However, although the total number of queries asked can be huge, most of the queries may be asked only once or a few times. That is, when a user poses a query, the search engine tries to infer the context of the query using the user's profile and his query history in order to return more customized answers within a small fraction of a second. Suppose a search engine wants to provide context-aware query recommendations. Third, Web search engines often have to deal with queries that are asked only a very small number of times.
#Which one of the followings cannot be searched with google’s specialized search engine? Offline
Most of the existing model training methods are offline and static and thus cannot be used in such a scenario.
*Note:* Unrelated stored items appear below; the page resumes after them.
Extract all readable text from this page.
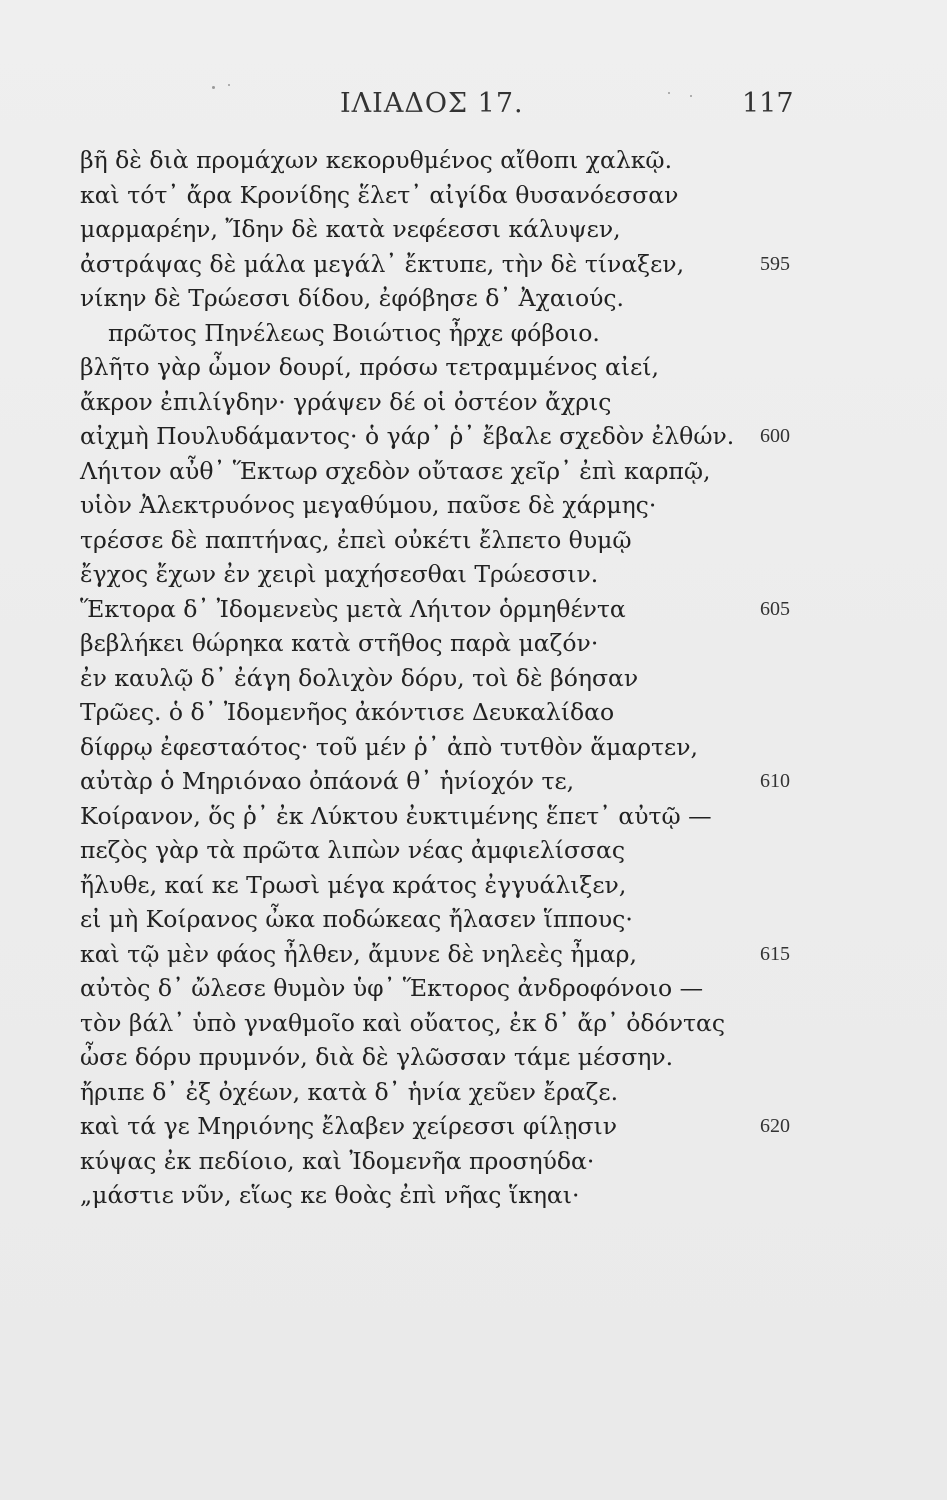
ΙΛΙΑΔΟΣ 17.	117
βῆ δὲ διὰ προμάχων κεκορυθμένος αἴθοπι χαλκῷ.
καὶ τότ᾽ ἄρα Κρονίδης ἕλετ᾽ αἰγίδα θυσανόεσσαν
μαρμαρέην, Ἴδην δὲ κατὰ νεφέεσσι κάλυψεν,
ἀστράψας δὲ μάλα μεγάλ᾽ ἔκτυπε, τὴν δὲ τίναξεν,	595
νίκην δὲ Τρώεσσι δίδου, ἐφόβησε δ᾽ Ἀχαιούς.
πρῶτος Πηνέλεως Βοιώτιος ἦρχε φόβοιο.
βλῆτο γὰρ ὦμον δουρί, πρόσω τετραμμένος αἰεί,
ἄκρον ἐπιλίγδην· γράψεν δέ οἱ ὀστέον ἄχρις
αἰχμὴ Πουλυδάμαντος· ὁ γάρ᾽ ῥ᾽ ἔβαλε σχεδὸν ἐλθών. 600
Λήιτον αὖθ᾽ Ἕκτωρ σχεδὸν οὔτασε χεῖρ᾽ ἐπὶ καρπῷ,
υἱὸν Ἀλεκτρυόνος μεγαθύμου, παῦσε δὲ χάρμης·
τρέσσε δὲ παπτήνας, ἐπεὶ οὐκέτι ἔλπετο θυμῷ
ἔγχος ἔχων ἐν χειρὶ μαχήσεσθαι Τρώεσσιν.
Ἕκτορα δ᾽ Ἰδομενεὺς μετὰ Λήιτον ὁρμηθέντα	605
βεβλήκει θώρηκα κατὰ στῆθος παρὰ μαζόν·
ἐν καυλῷ δ᾽ ἐάγη δολιχὸν δόρυ, τοὶ δὲ βόησαν
Τρῶες. ὁ δ᾽ Ἰδομενῆος ἀκόντισε Δευκαλίδαο
δίφρῳ ἐφεσταότος· τοῦ μέν ῥ᾽ ἀπὸ τυτθὸν ἅμαρτεν,
αὐτὰρ ὁ Μηριόναο ὀπάονά θ᾽ ἡνίοχόν τε,	610
Κοίρανον, ὅς ῥ᾽ ἐκ Λύκτου ἐυκτιμένης ἕπετ᾽ αὐτῷ —
πεζὸς γὰρ τὰ πρῶτα λιπὼν νέας ἀμφιελίσσας
ἤλυθε, καί κε Τρωσὶ μέγα κράτος ἐγγυάλιξεν,
εἰ μὴ Κοίρανος ὦκα ποδώκεας ἤλασεν ἵππους·
καὶ τῷ μὲν φάος ἦλθεν, ἄμυνε δὲ νηλεὲς ἦμαρ,	615
αὐτὸς δ᾽ ὤλεσε θυμὸν ὑφ᾽ Ἕκτορος ἀνδροφόνοιο —
τὸν βάλ᾽ ὑπὸ γναθμοῖο καὶ οὔατος, ἐκ δ᾽ ἄρ᾽ ὀδόντας
ὦσε δόρυ πρυμνόν, διὰ δὲ γλῶσσαν τάμε μέσσην.
ἤριπε δ᾽ ἐξ ὀχέων, κατὰ δ᾽ ἡνία χεῦεν ἔραζε.
καὶ τά γε Μηριόνης ἔλαβεν χείρεσσι φίλῃσιν	620
κύψας ἐκ πεδίοιο, καὶ Ἰδομενῆα προσηύδα·
„μάστιε νῦν, εἵως κε θοὰς ἐπὶ νῆας ἵκηαι·
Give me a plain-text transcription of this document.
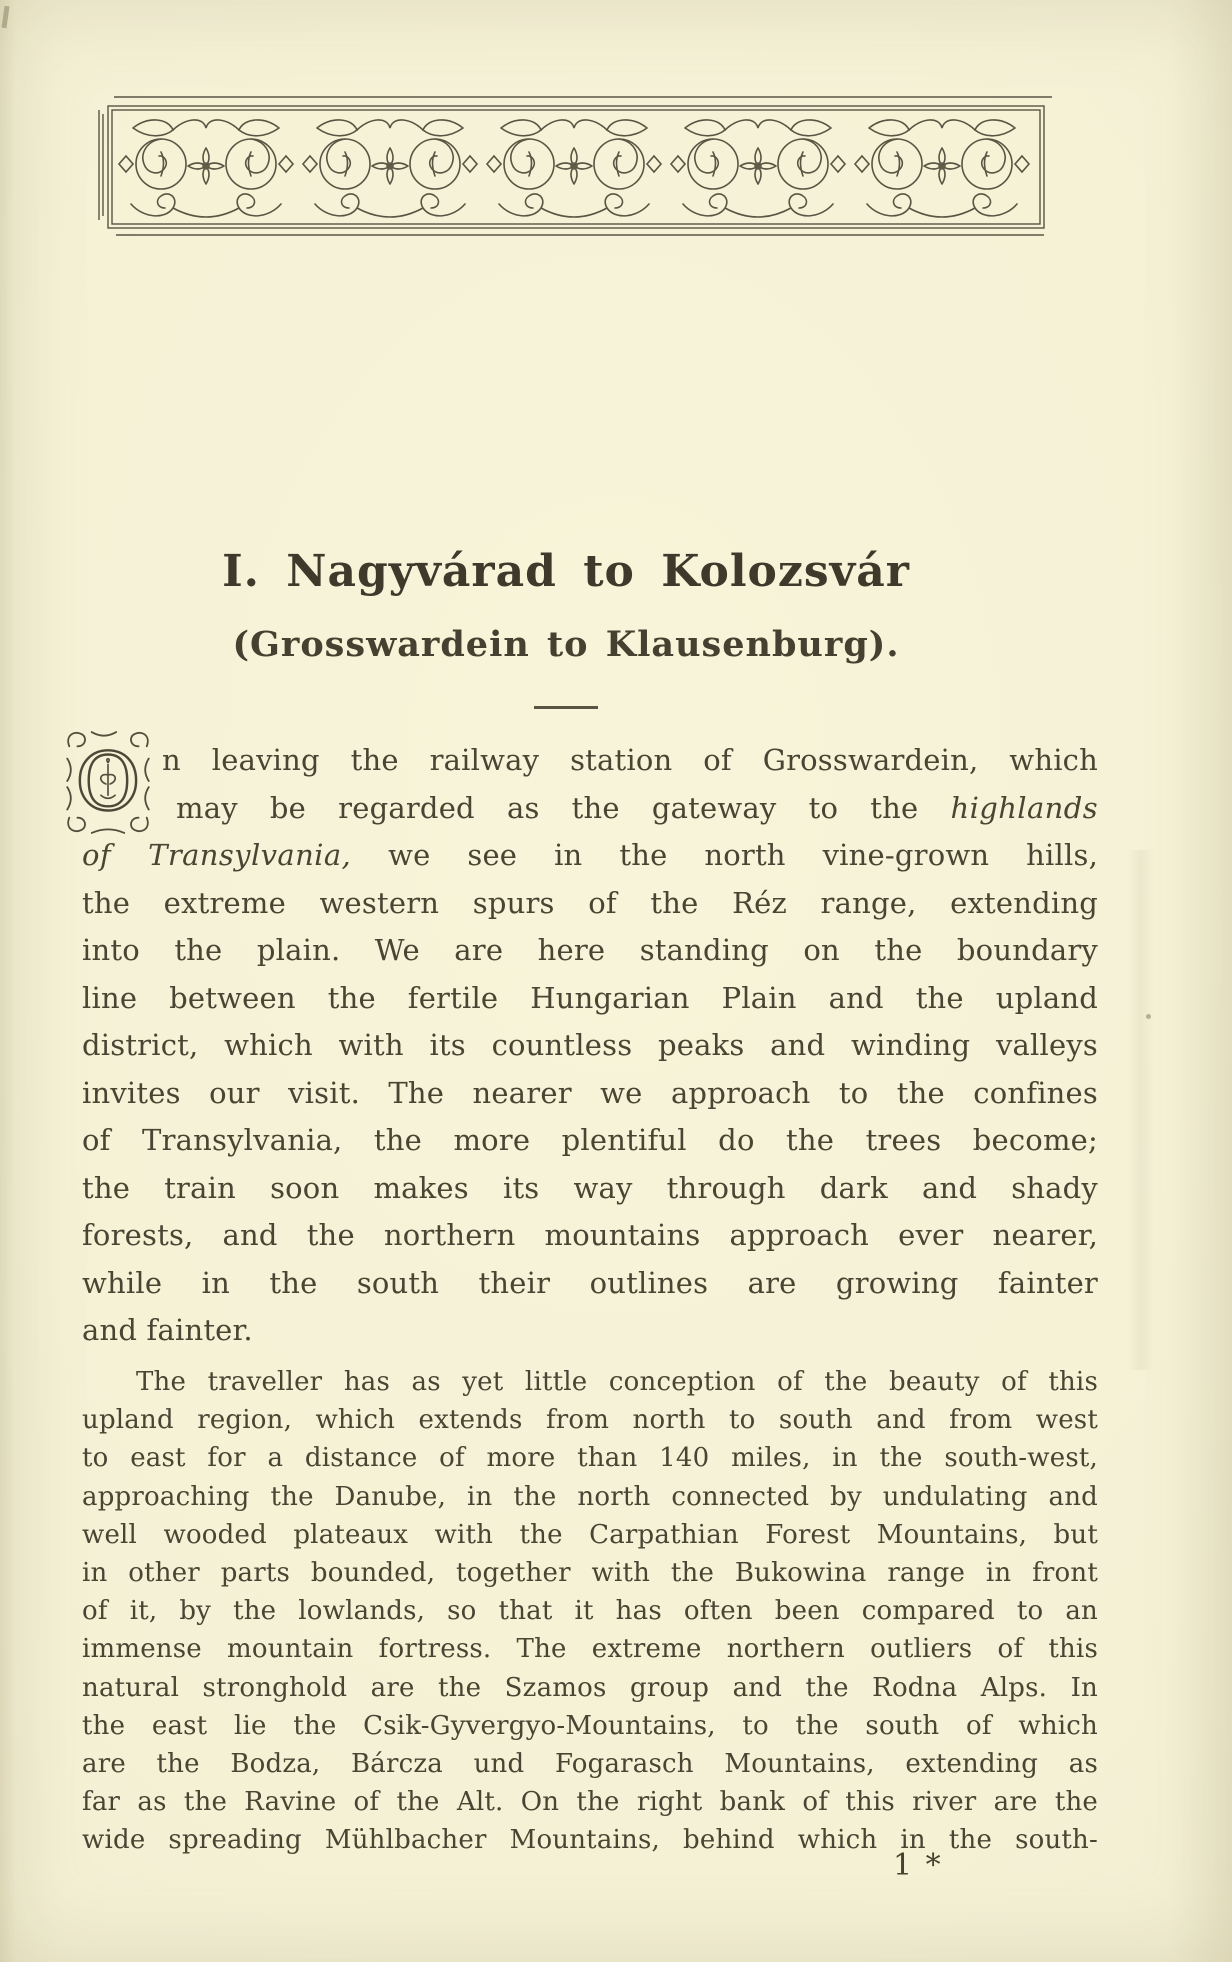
I. Nagyvárad to Kolozsvár
(Grosswardein to Klausenburg).
O n leaving the railway station of Grosswardein, which
may be regarded as the gateway to the highlands
of Transylvania, we see in the north vine-grown hills,
the extreme western spurs of the Réz range, extending
into the plain. We are here standing on the boundary
line between the fertile Hungarian Plain and the upland
district, which with its countless peaks and winding valleys
invites our visit. The nearer we approach to the confines
of Transylvania, the more plentiful do the trees become;
the train soon makes its way through dark and shady
forests, and the northern mountains approach ever nearer,
while in the south their outlines are growing fainter
and fainter.
The traveller has as yet little conception of the beauty of this
upland region, which extends from north to south and from west
to east for a distance of more than 140 miles, in the south-west,
approaching the Danube, in the north connected by undulating and
well wooded plateaux with the Carpathian Forest Mountains, but
in other parts bounded, together with the Bukowina range in front
of it, by the lowlands, so that it has often been compared to an
immense mountain fortress. The extreme northern outliers of this
natural stronghold are the Szamos group and the Rodna Alps. In
the east lie the Csik-Gyvergyo-Mountains, to the south of which
are the Bodza, Bárcza und Fogarasch Mountains, extending as
far as the Ravine of the Alt. On the right bank of this river are the
wide spreading Mühlbacher Mountains, behind which in the south-
1 *
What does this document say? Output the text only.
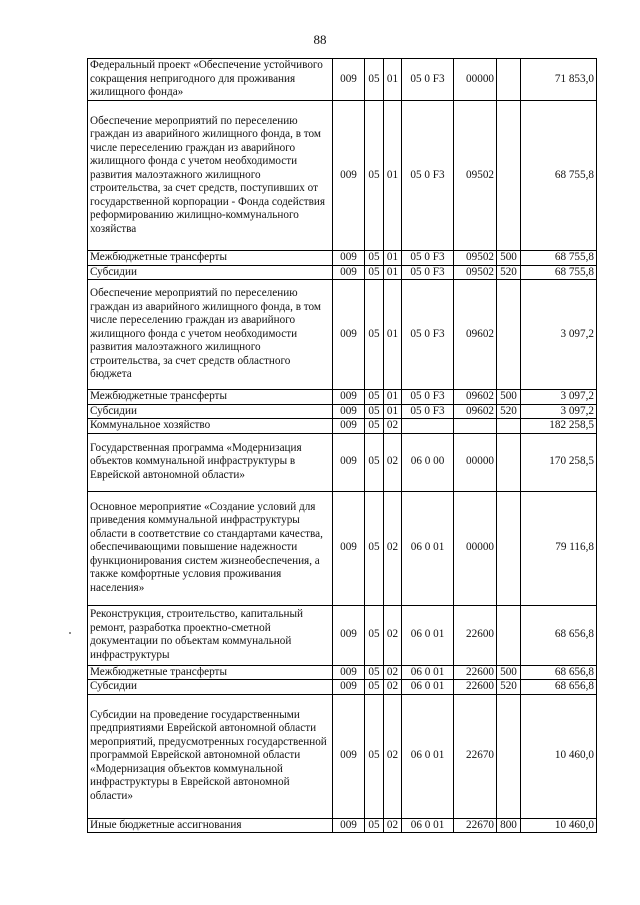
88
Федеральный проект «Обеспечение устойчивого сокращения непригодного для проживания жилищного фонда»	009	05	01	05 0 F3	00000		71 853,0
Обеспечение мероприятий по переселению граждан из аварийного жилищного фонда, в том числе переселению граждан из аварийного жилищного фонда с учетом необходимости развития малоэтажного жилищного строительства, за счет средств, поступивших от государственной корпорации - Фонда содействия реформированию жилищно-коммунального хозяйства	009	05	01	05 0 F3	09502		68 755,8
Межбюджетные трансферты	009	05	01	05 0 F3	09502	500	68 755,8
Субсидии	009	05	01	05 0 F3	09502	520	68 755,8
Обеспечение мероприятий по переселению граждан из аварийного жилищного фонда, в том числе переселению граждан из аварийного жилищного фонда с учетом необходимости развития малоэтажного жилищного строительства, за счет средств областного бюджета	009	05	01	05 0 F3	09602		3 097,2
Межбюджетные трансферты	009	05	01	05 0 F3	09602	500	3 097,2
Субсидии	009	05	01	05 0 F3	09602	520	3 097,2
Коммунальное хозяйство	009	05	02				182 258,5
Государственная программа «Модернизация объектов коммунальной инфраструктуры в Еврейской автономной области»	009	05	02	06 0 00	00000		170 258,5
Основное мероприятие «Создание условий для приведения коммунальной инфраструктуры области в соответствие со стандартами качества, обеспечивающими повышение надежности функционирования систем жизнеобеспечения, а также комфортные условия проживания населения»	009	05	02	06 0 01	00000		79 116,8
Реконструкция, строительство, капитальный ремонт, разработка проектно-сметной документации по объектам коммунальной инфраструктуры	009	05	02	06 0 01	22600		68 656,8
Межбюджетные трансферты	009	05	02	06 0 01	22600	500	68 656,8
Субсидии	009	05	02	06 0 01	22600	520	68 656,8
Субсидии на проведение государственными предприятиями Еврейской автономной области мероприятий, предусмотренных государственной программой Еврейской автономной области «Модернизация объектов коммунальной инфраструктуры в Еврейской автономной области»	009	05	02	06 0 01	22670		10 460,0
Иные бюджетные ассигнования	009	05	02	06 0 01	22670	800	10 460,0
For example, a query classifier may need to be incrementally maintained continuously since new queries keep emerging and predefined categories and the data distribution may change. Whether a model is constructed offline, the application of the model online must be fast enough to answer user queries in real time.Īnother challenge is maintaining and incrementally updating a model on fast-growing data streams. To do this, it may construct a query classifier that assigns a search query to predefined categories based on the query topic (i.e., whether the search query “apple” is meant to retrieve information about a fruit or a brand of computers). A search engine may be able to afford constructing a model offline on huge data sets. Second, Web search engines often have to deal with online data. Scaling up data mining methods over computer clouds and large distributed data sets is an area for further research. Instead, search engines often need to use computer clouds, which consist of thousands or even hundreds of thousands of computers that collaboratively mine the huge amount of data. Typically, such data cannot be processed using one or a few machines. First, they have to handle a huge and ever-growing amount of data. Search engines pose grand challenges to data mining. Various data mining techniques are used in all aspects of search engines, ranging from crawling 5 (e.g., deciding which pages should be crawled and the crawling frequencies), indexing (e.g., selecting pages to be indexed and deciding to which extent the index should be constructed), and searching (e.g., deciding how pages should be ranked, which advertisements should be added, and how the search results can be personalized or made “context aware”). Web search engines are essentially very large data mining applications. Search engines differ from web directories in that web directories are maintained by human editors whereas search engines operate algorithmically or by a mixture of algorithmic and human input.
Some search engines also search and return data available in public databases or open directories. The hits may consist of web pages, images, and other types of files. The search results of a user query are often returned as a list (sometimes called hits). Jian Pei, in Data Mining (Third Edition), 2012 1.6.2 Web Search EnginesĪ Web search engine is a specialized computer server that searches for information on the Web.